Das alles lässt nun den Schluss zu, dass Lewandowski in dieser Saison der Königsklasse an seine Grenzen stößt - und damit auch die Bayern an die ihren. Hier geht es, anders als in der Liga, gegen die ganz Großen. Gegen Real, ihren Abwehrchef Sergio Ramos - und gegen diesen Ronaldo, der, was das Toreschießen betrifft, auch mit seinen 33 Jahren das Maß aller Dinge ist. Während der Portugiese in dieser Saison der Champions League 15 Mal getroffen hat, lautet die Bilanz des vier Jahre jüngeren Lewandowski: fünf Tore in Europa.
Und nun? Steht er, wie sein Trainer Jupp Heynckes am Tag vor der Partie fast ein wenig verärgert betonte, in Madrid in der Startelf. Lewandowski habe schließlich in dieser Saison in 44 Einsätzen für die Bayern 39 Tore geschossen. "Klaus Fischer, Gerd Müller oder ich - in der Bundesliga gab es große Torjäger. Und wir alle hatten unsere Phasen, in denen wir kritisiert wurden." Lewandowski werde schon "wieder seine Tore machen. Durststrecken haben wir alle. Er hat schon wahnsinnig viele Tore erzielt". Zu den von der "Bild"-Zeitung kolportieren Gerüchten, der Angreifer halte sich bei den Übungseinheiten zum Ärger seiner Kollegen bis jenseits der Grenze zur Lustlosigkeit zurück, sagte der Trainer: "Er trainiert gut." Auch ansonsten gab Heynckes den großen Optimisten: "In der Bundesliga haben wir 88 Treffer erzielt. Deswegen hoffe ich, dass wir in Madrid wieder die Effizienz haben, die uns normalerweise auszeichnet. In solchen großen Spielen zeichnen sich die ganz großen Spieler und ganz großen Mannschaften aus." Wir sind gespannt.

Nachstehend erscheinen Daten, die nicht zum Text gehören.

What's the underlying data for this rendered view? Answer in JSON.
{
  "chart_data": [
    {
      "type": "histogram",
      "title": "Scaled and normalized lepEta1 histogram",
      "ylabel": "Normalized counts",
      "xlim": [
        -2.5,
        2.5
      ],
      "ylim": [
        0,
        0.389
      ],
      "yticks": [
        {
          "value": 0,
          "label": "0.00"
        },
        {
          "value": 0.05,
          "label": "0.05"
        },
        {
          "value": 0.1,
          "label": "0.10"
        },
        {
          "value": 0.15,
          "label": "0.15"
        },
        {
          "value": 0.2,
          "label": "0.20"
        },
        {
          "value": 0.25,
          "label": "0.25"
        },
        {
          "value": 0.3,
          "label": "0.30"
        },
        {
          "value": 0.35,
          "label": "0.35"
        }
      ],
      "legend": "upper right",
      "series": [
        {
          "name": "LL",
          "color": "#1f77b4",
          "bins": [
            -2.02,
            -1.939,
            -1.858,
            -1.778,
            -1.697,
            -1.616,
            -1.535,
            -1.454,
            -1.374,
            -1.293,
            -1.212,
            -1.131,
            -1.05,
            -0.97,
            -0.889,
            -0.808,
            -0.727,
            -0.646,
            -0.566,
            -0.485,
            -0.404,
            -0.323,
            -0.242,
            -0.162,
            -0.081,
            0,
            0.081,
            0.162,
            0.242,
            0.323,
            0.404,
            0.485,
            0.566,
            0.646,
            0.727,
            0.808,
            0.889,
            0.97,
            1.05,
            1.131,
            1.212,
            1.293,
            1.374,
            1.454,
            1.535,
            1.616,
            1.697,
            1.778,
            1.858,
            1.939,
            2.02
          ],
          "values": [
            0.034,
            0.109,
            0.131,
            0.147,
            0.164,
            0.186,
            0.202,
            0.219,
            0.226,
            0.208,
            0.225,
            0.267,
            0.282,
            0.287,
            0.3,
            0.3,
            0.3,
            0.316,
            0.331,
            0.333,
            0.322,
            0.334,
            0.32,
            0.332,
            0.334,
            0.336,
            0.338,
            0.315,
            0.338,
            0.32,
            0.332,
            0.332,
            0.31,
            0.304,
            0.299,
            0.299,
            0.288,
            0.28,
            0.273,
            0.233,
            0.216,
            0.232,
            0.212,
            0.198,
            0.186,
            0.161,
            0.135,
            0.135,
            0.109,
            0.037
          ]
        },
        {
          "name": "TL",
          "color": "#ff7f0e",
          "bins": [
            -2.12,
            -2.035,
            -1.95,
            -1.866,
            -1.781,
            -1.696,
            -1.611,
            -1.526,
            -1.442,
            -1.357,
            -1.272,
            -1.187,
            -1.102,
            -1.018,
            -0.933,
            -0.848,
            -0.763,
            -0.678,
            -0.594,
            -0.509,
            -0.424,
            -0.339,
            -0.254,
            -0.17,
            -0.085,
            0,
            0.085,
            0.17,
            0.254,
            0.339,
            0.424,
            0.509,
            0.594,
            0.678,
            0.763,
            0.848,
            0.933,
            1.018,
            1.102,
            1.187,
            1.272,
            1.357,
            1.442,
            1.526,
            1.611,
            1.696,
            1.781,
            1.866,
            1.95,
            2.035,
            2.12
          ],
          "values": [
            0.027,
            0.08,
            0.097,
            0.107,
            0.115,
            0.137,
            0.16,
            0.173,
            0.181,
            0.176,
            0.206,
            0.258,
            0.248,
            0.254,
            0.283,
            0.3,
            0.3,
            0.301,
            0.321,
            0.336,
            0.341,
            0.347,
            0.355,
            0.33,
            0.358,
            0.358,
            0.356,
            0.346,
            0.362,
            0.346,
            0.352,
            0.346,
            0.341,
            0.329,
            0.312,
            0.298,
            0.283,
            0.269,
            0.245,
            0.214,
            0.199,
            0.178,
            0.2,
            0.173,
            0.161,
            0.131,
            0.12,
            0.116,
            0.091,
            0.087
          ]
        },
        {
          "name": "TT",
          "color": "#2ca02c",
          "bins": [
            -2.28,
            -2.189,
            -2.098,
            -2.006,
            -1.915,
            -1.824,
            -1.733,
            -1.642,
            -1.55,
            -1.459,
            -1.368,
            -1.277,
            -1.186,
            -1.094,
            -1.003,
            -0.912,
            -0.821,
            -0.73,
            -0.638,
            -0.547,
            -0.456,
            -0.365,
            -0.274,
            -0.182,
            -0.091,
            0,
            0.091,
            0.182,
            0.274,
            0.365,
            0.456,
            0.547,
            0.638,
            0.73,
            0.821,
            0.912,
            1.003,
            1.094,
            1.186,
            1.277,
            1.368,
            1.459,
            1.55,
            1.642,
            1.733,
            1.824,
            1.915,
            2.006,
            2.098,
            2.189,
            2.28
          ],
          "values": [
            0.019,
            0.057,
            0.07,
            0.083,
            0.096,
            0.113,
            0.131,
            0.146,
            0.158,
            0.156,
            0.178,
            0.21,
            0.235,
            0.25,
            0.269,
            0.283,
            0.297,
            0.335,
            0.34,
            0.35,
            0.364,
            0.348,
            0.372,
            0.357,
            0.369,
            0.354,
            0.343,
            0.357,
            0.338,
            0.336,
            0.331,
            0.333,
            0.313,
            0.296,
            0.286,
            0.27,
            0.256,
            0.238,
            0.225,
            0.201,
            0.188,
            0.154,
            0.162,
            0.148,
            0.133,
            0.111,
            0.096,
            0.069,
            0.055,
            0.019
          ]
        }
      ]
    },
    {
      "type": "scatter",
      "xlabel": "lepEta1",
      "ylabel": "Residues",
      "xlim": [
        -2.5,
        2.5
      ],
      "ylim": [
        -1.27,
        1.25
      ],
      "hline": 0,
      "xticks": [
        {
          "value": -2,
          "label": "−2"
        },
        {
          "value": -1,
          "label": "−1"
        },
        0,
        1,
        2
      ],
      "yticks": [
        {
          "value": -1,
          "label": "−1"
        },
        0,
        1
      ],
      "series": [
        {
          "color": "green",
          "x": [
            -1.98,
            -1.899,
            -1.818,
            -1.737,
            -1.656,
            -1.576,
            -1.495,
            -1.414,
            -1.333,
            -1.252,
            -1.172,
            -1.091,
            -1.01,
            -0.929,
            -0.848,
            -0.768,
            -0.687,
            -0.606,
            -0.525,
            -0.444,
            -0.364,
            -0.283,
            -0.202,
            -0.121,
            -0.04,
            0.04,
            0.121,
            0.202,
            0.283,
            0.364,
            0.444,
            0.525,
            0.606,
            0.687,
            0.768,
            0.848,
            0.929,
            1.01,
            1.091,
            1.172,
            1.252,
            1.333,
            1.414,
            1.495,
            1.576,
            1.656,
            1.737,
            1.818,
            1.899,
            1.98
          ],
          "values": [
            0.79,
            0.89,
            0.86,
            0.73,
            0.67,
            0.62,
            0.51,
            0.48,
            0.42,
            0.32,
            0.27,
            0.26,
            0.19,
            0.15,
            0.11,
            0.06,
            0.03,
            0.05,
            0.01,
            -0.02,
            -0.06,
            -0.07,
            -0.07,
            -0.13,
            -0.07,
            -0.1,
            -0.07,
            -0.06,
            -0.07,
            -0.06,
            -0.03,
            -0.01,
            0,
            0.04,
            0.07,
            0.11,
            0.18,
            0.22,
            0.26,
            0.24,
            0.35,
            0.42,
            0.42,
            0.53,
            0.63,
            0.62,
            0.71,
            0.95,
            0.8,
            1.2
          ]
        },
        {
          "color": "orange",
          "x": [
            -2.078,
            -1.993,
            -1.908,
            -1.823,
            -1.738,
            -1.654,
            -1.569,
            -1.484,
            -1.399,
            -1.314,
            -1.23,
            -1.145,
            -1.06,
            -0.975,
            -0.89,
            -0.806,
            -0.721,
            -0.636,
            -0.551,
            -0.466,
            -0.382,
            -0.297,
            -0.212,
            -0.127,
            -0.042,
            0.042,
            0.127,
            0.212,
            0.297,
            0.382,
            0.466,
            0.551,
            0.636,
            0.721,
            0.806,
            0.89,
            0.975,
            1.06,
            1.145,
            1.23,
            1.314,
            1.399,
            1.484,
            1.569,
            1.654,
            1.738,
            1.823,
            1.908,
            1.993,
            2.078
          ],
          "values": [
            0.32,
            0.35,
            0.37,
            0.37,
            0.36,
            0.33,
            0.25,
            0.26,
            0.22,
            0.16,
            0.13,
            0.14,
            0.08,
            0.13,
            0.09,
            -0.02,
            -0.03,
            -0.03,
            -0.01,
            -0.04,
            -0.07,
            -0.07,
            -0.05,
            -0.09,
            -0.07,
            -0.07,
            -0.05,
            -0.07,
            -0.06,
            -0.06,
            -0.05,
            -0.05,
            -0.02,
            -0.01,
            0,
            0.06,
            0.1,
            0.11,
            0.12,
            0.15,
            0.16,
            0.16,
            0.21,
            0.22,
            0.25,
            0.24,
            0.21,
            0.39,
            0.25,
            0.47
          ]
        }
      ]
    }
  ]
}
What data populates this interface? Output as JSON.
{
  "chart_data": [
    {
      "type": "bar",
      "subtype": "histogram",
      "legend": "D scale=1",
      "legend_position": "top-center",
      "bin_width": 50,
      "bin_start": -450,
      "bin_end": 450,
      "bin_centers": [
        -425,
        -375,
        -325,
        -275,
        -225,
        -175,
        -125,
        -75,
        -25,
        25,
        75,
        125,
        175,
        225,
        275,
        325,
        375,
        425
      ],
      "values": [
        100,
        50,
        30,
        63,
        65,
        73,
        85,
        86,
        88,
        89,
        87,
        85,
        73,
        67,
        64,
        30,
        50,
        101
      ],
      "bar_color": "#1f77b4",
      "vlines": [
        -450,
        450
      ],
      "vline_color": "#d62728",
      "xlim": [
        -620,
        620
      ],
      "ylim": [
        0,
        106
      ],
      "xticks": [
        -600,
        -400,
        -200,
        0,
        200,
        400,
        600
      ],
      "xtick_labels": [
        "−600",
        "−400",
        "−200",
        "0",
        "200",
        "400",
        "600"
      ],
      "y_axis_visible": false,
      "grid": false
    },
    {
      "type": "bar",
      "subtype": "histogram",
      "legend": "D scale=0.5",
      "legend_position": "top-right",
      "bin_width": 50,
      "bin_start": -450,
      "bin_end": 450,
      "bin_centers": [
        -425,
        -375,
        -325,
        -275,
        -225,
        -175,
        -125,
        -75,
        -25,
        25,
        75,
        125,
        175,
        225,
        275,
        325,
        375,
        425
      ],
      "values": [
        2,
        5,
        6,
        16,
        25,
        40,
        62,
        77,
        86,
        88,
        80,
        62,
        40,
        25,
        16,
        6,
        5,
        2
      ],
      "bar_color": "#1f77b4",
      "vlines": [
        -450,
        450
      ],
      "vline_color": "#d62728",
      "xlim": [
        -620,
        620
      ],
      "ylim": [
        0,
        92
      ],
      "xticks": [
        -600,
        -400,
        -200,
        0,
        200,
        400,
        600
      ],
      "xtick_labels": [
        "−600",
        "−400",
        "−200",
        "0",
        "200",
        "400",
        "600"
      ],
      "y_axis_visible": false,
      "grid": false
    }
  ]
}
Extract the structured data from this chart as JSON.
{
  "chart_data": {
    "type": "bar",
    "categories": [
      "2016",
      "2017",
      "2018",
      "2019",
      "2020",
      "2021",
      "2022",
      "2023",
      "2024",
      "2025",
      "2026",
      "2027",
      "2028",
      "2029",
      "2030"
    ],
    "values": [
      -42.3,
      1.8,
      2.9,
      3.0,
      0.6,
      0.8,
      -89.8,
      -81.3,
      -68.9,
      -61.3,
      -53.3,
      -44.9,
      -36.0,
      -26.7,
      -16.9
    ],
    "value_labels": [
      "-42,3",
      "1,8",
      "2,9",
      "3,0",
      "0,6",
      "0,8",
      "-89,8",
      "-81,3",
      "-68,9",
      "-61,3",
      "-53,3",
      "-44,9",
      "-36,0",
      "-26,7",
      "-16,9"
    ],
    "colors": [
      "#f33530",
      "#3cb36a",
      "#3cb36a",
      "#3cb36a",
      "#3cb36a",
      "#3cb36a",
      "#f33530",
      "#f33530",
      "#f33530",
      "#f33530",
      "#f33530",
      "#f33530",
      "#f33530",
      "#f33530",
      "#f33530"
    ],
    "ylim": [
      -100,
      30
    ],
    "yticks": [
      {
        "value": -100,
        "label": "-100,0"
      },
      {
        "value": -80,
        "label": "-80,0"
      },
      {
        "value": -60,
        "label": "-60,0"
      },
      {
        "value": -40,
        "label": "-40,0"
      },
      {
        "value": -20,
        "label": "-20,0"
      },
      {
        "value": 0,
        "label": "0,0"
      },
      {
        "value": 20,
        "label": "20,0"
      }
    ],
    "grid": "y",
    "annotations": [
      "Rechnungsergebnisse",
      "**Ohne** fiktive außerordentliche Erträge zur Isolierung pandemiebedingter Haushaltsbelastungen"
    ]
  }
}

Was machen die Madrilenen?
Auch für Real ist es das wichtigste Spiel der Saison. Denn anders als bei den Bayern lief es bei den Madrilenen national nicht so gut. Um eine titellose Spielzeit zu vermeiden, bleibt der Mannschaft von Trainer Zinedine Zidane nichts anderes, als zum dritten Mal hintereinander die Königsklasse zu gewinnen. Den, wie die "Süddeutsche Zeitung" schrieb, "gnadenlos auf gegnerische Lücken abgerichteten Effektivitätsmonstern von Real" ist das durchaus zuzutrauen. Im Hinspiel haben die Madrilenen es gezeigt: Ein gutes Monster schnappt nur so oft zu, wie es muss. Dementsprechend gelassen bliebt Zidane: "Wir wissen, was zu tun ist. Wir wissen, was wir wollen. Wir sind entschlossen und wollen demonstrieren, dass wir weiterkommen wollen." Und sein Kapitän Ramos assistierte: "Wir wollen wieder der Champion sein. Wir haben ein gutes Resultat und ich hoffe, es wird eine magische Nacht für uns." Das hofft Bayern Vorstandchef Karl-Heinz-Rummenigge auch, nur andersherum halt. Seine Entschlossenheit gipfelte in dem Satz: "Wir werden diesen Heldentod leben müssen, wenn wir am Ende des Tages erfolgreich vom Platz gehen wollen."